De Morgan grunted. “When Alexander and his Macedonians get started on one of their debauches, they make British Tommies in the brothels of Lahore look like schoolboys. The King is sleeping it off. Sometimes he misses whole days, though he’s always awake for the evenings when it all starts again …” De Morgan accepted a goblet of wine from a servant. “And this Macedonian wine is like goat’s urine. But still—hair of the dog.” He took a deep draft, shuddering.

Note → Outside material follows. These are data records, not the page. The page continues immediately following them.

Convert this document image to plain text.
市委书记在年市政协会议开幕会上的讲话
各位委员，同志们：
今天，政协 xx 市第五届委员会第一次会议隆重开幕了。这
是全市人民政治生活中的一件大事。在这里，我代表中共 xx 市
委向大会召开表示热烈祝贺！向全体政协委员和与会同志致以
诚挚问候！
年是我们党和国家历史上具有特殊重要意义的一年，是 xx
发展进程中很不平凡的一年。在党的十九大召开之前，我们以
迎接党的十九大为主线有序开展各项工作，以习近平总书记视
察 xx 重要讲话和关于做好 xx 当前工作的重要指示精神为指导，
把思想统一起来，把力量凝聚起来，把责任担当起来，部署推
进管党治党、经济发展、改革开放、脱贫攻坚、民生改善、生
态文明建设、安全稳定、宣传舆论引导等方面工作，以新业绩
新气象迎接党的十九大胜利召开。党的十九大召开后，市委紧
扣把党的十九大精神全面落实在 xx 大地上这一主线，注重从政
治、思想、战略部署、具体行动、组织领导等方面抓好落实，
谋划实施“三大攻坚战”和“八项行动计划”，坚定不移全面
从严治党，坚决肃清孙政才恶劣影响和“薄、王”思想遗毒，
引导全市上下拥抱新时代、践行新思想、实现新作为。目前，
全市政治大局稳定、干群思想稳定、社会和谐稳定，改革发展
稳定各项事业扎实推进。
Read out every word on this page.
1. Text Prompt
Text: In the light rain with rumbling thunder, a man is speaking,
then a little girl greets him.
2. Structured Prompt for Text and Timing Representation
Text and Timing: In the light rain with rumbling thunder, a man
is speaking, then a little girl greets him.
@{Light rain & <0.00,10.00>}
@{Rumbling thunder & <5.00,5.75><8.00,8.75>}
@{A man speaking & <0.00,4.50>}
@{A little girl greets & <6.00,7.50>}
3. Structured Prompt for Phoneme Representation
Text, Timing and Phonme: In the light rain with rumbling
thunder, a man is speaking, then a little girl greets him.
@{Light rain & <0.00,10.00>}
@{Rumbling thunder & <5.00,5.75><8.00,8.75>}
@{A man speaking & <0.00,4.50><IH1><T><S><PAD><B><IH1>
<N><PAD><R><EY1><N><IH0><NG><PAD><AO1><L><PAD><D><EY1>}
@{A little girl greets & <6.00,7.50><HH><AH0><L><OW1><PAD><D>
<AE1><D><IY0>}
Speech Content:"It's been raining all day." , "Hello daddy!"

Eumenes called the meeting to order.

Captain Grove began to set out ideas on how to strengthen Babylon’s already formidable defenses. He said to Eumenes, “I know you already have crews out reinforcing the walls and digging out the moat.” That was especially important on the western side where the walls had been all but rubbed out by time; in fact the Macedonians had decided to abandon the western side of the city and use the Euphrates itself as a natural barrier, and were building up defenses on its bank. “But,” said Grove, “I would recommend setting up deeper defenses further out, especially to the east, where the Mongols will be coming from. I’m thinking of pillboxes and trenches—fortifications we can set up quickly.” Many of these concepts took a little translating, through Eumenes’ assistants and the hungover de Morgan.

Eumenes listened patiently for a while. “I will have Diades look into this.” Diades was Alexander’s chief engineer. “But you must know that the King is not mindful simply to defend. Of all the fields on which he has fought, Alexander is most proud of his victorious sieges—at Miletus and Tyre, and a dozen other examples—these are epic triumphs that will surely echo down the ages.”